Изменить размер шрифта - +
Он перевернул фотокарточку и вслух, нарочито громко и отчетливо прочитал: “Лос-Анджелес, июнь 1996 года”.

— Не самая новая фотография, но мне она почему-то нравится больше других, — комментировала Таня, пока Павел пробегал глазами текст, который она, хитрюга, мелким почерком набросала ниже. Эта идея пришла ей в голову уже в машине. Хорошо, что шариковая ручка нашлась у водителя.

“Помнишь наш язык жестов? Если да, ответь на нашем языке. А потом скажи: ты виноват — да или нет?!”.

Павел отложил открытку и тут же тихонько прищелкнул пальцами правой руки. Да, он помнил, помнил смешной “птичий” язык, известный только им двоим и больше никому на этой планете.

Теперь Таня выжидающе смотрела на Павла. И он заглянул ей прямо в глаза и щелкнул пальцами левой руки. Левой! Он был не виноват! И как она могла сомневаться? Как могла хоть на минуту поверить всей этой подлой лжи?!

Невиновен!

Невиновен!

Невиновен!

Ох, и осел же ты, Пашка! Ох, и осел!

Она бросилась к нему, обняла и стала целовать: в лоб, в щеки, в виски, в губы. “Миленький, милый! Прости меня, прости меня, дуру набитую. За все прости. Я тебя так люблю, так люблю!”. И она хлопнула в ладоши. Сначала один раз. А потом еще два. Ведь он еще не забыл этот условный сигнал?

— Но… — произнес Павел и потер мочку уха. Для посторонних это выглядело так, как будто хотел что-то сказать и задумался, потерял нить. Но Таня поняла. Он намекал на то, что их видят, за ними наблюдают. Несколько похотливых ублюдков сидят сейчас в комнатке с мониторами, жуют гамбургеры и ждут, в нетерпении ждут, когда же им покажут порнофильм с суперзвездой Татьяной Розен в главной роли. Герои экрана обнимаются. Целуют друг друга. Близится, близится вожделенный момент! И слюнки стекают по измазанным кетчупом подбородкам.

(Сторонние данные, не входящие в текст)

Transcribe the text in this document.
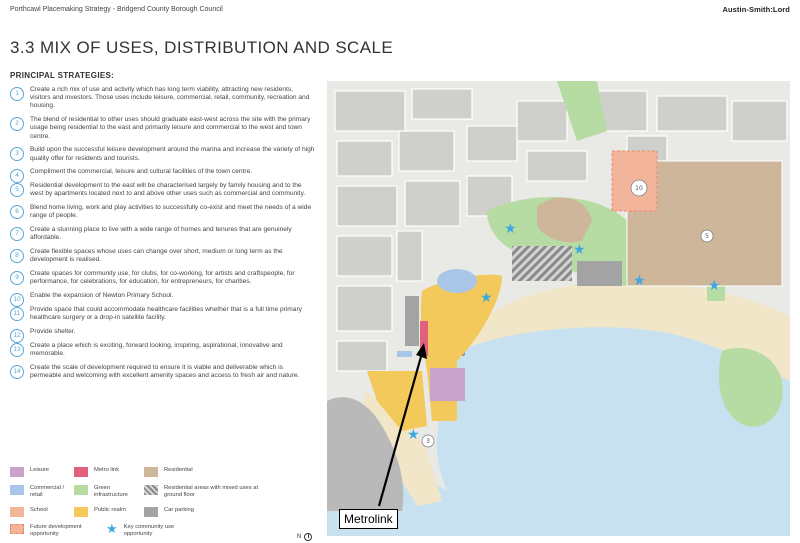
Porthcawl Placemaking Strategy - Bridgend County Borough Council	Austin-Smith:Lord
3.3 MIX OF USES, DISTRIBUTION AND SCALE
PRINCIPAL STRATEGIES:
1
Create a rich mix of use and activity which has long term viability, attracting new residents, visitors and investors. Those uses include leisure, commercial, retail, community, recreation and housing.
2
The blend of residential to other uses should graduate east-west across the site with the primary usage being residential to the east and primarily leisure and commercial to the west and town centre.
3
Build upon the successful leisure development around the marina and increase the variety of high quality offer for residents and tourists.
4
Compliment the commercial, leisure and cultural facilities of the town centre.
5
Residential development to the east will be characterised largely by family housing and to the west by apartments located next to and above other uses such as commercial and community.
6
Blend home living, work and play activities to successfully co-exist and meet the needs of a wide range of people.
7
Create a stunning place to live with a wide range of homes and tenures that are genuinely affordable.
8
Create flexible spaces whose uses can change over short, medium or long term as the development is realised.
9
Create spaces for community use, for clubs, for co-working, for artists and craftspeople, for performance, for celebrations, for education, for entrepreneurs, for charities.
10
Enable the expansion of Newton Primary School.
11
Provide space that could accommodate healthcare facilities whether that is a full time primary healthcare surgery or a drop-in satellite facility.
12
Provide shelter.
13
Create a place which is exciting, forward looking, inspiring, aspirational, innovative and memorable.
14
Create the scale of development required to ensure it is viable and deliverable which is permeable and welcoming with excellent amenity spaces and access to fresh air and nature.
Leisure	Metro link	Residential
Commercial / retail
Green infrastructure
Residential areas with mixed uses at ground floor
School	Public realm	Car parking
Future development opportunity	★ Key community use opportunity
N
★
★
★	★
★
★
10
5
3
Metrolink
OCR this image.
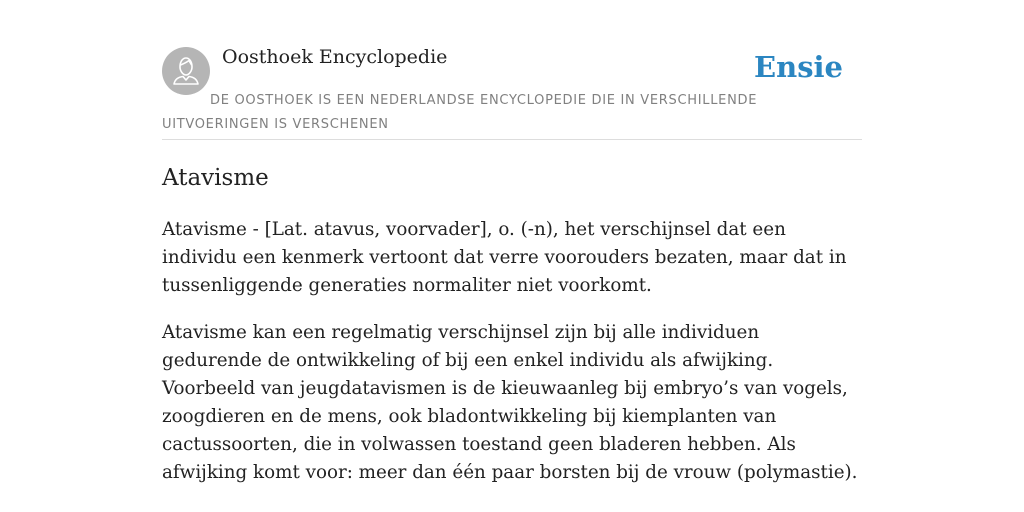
Oosthoek Encyclopedie	Ensie
DE OOSTHOEK IS EEN NEDERLANDSE ENCYCLOPEDIE DIE IN VERSCHILLENDE UITVOERINGEN IS VERSCHENEN
Atavisme

Atavisme - [Lat. atavus, voorvader], o. (-n), het verschijnsel dat een individu een kenmerk vertoont dat verre voorouders bezaten, maar dat in tussenliggende generaties normaliter niet voorkomt.

Atavisme kan een regelmatig verschijnsel zijn bij alle individuen gedurende de ontwikkeling of bij een enkel individu als afwijking. Voorbeeld van jeugdatavismen is de kieuwaanleg bij embryo’s van vogels, zoogdieren en de mens, ook bladontwikkeling bij kiemplanten van cactussoorten, die in volwassen toestand geen bladeren hebben. Als afwijking komt voor: meer dan één paar borsten bij de vrouw (polymastie).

“Темная ночь, только пули свистят по степи”, — пропела Татьяна. Павел щелкнул правой рукой и захлопал в ладоши. “Подождем ночи, до темноты?” — “Да”. И они рассмеялись. Рассмеялись тому, как ловко околпачили этих дурачков с видеокамерами и жучками, и тому, как просто у них получалось разговаривать без слов и договариваться о том, чего не должен знать никто из посторонних. Они смеялись, как дети, маленькие шалопаи, чью проказу не смогли раскрыть их строгие наставники. И Таня напела мотив другой старой песенки: “Даром преподаватели время со мной тратили”. И состроила при этом такую смешную рожицу, что оба снова расхохотались.

— Ненормальные какие-то, — с досадой сказал толстяк с поросячьими глазками по прозвищу Хряк, глядя, как на экране парочка весело хохочет, поет песенки и строит гримасы, причем аккурат в ту сторону, где спрятана одна из пяти установленных в квартире видеокамер. Когда Хряк говорил, от него несло жареным луком. Его напарник, парень со впалой грудью и чахоточным румянцем на щеках, невольно сморщил нос и отвернулся.

— Что ты хочешь — объект под особой охраной. Может, он душевнобольной или еще там чего. А эта суперстар — они в Голливуде все поголовно наркоманы, точно тебе говорю, — авторитетно заявил чахоточный, вперив взгляд в угол конуры. Там, рядом с переполненным мусорным ведром, валялась скомканная бумага с кровавыми пятнами кетчупа.

— А я-то надеялся на клубничку. А тут тухлятина какая-то, скучно смотреть, — сказал Хряк и смачно рыгнул, так что его компаньона аж передернуло.

Им не впервой было выполнять подобное задание: сидеть в маленькой душной комнатенке и следить за тем, чтобы видеокамеры и связанные с жучками магнитофоны бесперебойно фиксировали на пленку все, что происходит на объекте, в данном случае — в этой двухкомнатной квартирке. Их основной боевой задачей было — не заснуть на посту.